Simulation algorithms — goal-directed agent handoff¶

Status: 2026-05-24
Bench scope: benchmarks/manifest.toml · ./scripts/bench-package.sh
Registry: benchmarks/competitive/algo_registry.json (126 algo_ids)
Output contract: sim-output-contract.md

Is the goal-directed agent ready?¶

Capability	Ready?	Notes
Canonical `algo_id` registry	Yes	`algo_registry.json` + `scripts/build_algo_registry.py`
Li dispatch surface	Yes	`run_algo` / `run_simulation` in `sim.scientific` (smokes + registry stubs)
Machine-readable summaries	Yes	`sim_summary.py`, `sim-write-summary.py`, `sim_li_run_summary.sh`
Modular bench/verify	Yes	`bench-package.sh`, `bench_sim.py`, `bench_scope.py` — no full tier-12 on package edits
Real algorithm kernels	No	Most ids are `registry_stub`; only MD/heat/rigid smokes are substantive
Tier-2 Li parity gate	No	Native C++ verify passes; full Li MD checksum parity still blocked on runtime sink
Autonomous plan loop	Partial	`scripts/sim-plan-loop.py` + `sim-plan-gates.sh` (mirror httpd loop); needs `CURSOR_API_KEY`

Verdict: The agent can implement, bench, and verify incrementally per package without rerunning all Li benchmarks. It should not claim production parity or full 126-kernel coverage until stubs are replaced and tier-2 Li verify is green.

Agent workflow (one algo or one package)¶

Pick algo_id from algo_registry.json (or plan slice).
Implement in the owning package (li-sim-scientific, li-physics-*, …).
Wire run_algo branch (replace stub) and set implemented_smoke = true in registry when a real smoke exists.
Gate (package-scoped only):

export LIC=build/compiler/lic/lic
./scripts/bench-package.sh li-sim-scientific --write-summary
# or after local edits:
./scripts/bench-package.sh --changed --write-summary
./scripts/sim-plan-gates.sh   # full sim agent gate set

Emit summary for CI/agents:

LI_SIM_ALGO_ID=418 LI_SIM_OK=1 LI_SIM_CHECKSUM=0.42 LI_SIM_VERTICAL_ID=4 \
  python3 scripts/sim-write-summary.py --format json_min -o benchmarks/results/li_runs/qm_dft_scf_energy.li.summary.min.json
./scripts/validate-sim-summary.sh

Optional timing (only mapped benches):

./scripts/bench-package.sh li-physics-particles --timing --runs 3

Plan loop (goal-directed, runs until done)¶

Continuous runner (commit + push each iteration):

export CURSOR_API_KEY=... GH_TOKEN=...
export LI_CURSOR_AGENTS_ROOT=../li-cursor-agents
./scripts/sim-plan-run-until-done.sh   # foreground
# or: nohup ./scripts/sim-plan-run-until-done.sh >> data/sim-plan-loop/runner.log 2>&1 &

Daily report (08:00, SIM_PLAN_TZ, default Europe/Berlin):

./scripts/sim-plan-install-cron.sh    # once
./scripts/sim-plan-daily-report.sh  # manual

Reports: docs/reports/sim-plan/daily/YYYY-MM-DD.md, live docs/reports/sim-plan/STATUS.md.

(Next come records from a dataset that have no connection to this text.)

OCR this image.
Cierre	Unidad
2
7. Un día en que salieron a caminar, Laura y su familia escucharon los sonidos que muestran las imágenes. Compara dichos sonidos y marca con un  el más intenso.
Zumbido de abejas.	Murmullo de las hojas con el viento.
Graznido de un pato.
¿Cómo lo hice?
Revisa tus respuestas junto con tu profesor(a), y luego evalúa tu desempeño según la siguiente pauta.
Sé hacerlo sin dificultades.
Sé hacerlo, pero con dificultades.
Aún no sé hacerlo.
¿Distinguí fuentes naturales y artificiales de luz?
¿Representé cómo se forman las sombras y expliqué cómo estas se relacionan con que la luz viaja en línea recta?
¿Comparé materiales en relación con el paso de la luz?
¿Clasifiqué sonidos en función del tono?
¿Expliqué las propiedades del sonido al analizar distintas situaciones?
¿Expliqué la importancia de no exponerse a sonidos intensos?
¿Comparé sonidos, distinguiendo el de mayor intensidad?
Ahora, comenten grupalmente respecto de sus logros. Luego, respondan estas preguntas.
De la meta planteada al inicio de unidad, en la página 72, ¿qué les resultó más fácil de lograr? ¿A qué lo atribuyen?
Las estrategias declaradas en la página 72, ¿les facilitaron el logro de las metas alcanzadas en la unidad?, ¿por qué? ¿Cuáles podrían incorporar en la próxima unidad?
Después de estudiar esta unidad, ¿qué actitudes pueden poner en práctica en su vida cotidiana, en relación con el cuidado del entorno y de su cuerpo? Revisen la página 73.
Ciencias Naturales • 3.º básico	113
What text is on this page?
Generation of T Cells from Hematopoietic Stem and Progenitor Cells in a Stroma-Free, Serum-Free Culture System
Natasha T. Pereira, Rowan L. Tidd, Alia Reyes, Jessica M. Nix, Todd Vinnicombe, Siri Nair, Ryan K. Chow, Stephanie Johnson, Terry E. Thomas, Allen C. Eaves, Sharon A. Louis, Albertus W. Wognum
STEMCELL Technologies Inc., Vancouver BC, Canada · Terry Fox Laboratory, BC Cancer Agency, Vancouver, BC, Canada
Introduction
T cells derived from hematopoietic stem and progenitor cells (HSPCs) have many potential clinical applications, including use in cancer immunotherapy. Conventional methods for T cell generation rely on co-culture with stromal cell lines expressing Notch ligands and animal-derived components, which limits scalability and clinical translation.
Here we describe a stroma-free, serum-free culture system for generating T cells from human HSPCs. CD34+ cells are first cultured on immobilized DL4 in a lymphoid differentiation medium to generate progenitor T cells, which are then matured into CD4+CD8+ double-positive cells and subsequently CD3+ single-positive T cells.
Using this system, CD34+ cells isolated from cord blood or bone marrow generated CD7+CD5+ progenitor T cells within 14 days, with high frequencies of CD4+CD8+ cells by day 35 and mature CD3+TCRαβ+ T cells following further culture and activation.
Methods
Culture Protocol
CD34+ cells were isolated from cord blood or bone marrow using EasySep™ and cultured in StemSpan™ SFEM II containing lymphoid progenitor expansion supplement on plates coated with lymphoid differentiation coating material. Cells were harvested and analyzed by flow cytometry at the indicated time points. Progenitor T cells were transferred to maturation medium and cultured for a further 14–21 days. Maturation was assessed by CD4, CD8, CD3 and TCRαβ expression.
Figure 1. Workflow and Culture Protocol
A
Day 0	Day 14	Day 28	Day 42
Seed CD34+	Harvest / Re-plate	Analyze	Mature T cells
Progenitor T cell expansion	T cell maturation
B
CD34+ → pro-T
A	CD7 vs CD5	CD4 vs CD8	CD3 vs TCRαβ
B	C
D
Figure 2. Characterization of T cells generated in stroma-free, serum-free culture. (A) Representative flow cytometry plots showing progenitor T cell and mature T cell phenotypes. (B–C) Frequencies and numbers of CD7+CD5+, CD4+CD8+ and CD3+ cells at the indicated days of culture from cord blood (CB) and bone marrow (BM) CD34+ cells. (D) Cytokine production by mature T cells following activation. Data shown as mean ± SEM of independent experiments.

Each iteration gates: validity + performance (bench-package --timing) + memory (sim-bench-memory.sh) + docs (sim-plan-iteration-report.py).

Todos: sim-algorithm-backlog.md; when empty, loop picks next implemented_smoke: false from the registry.

Package → bench map (summary)¶

Package	Scoped tier-2 benches	Composable
`li-sim-scientific`	`md_lennard_jones`, `heat_equation_2d`	`import_sim_scientific_run.li`
`li-physics-particles`	`md_lennard_jones`, `nbody_gravity`, `three_body`	—
`li-math-numerics`	tier-1 micro five-pack	—

Full table: benchmarks/manifest.toml.

Blockers before “production sim” claims¶

Replace registry stubs with proved kernels (Wave A: 2e/2f VC gates per algorithms-and-libraries-plan.md).
Tier-2 Li vs native checksum parity for md_lennard_jones.
External oracle column (LAMMPS/GROMACS) for MD — competitive plan item.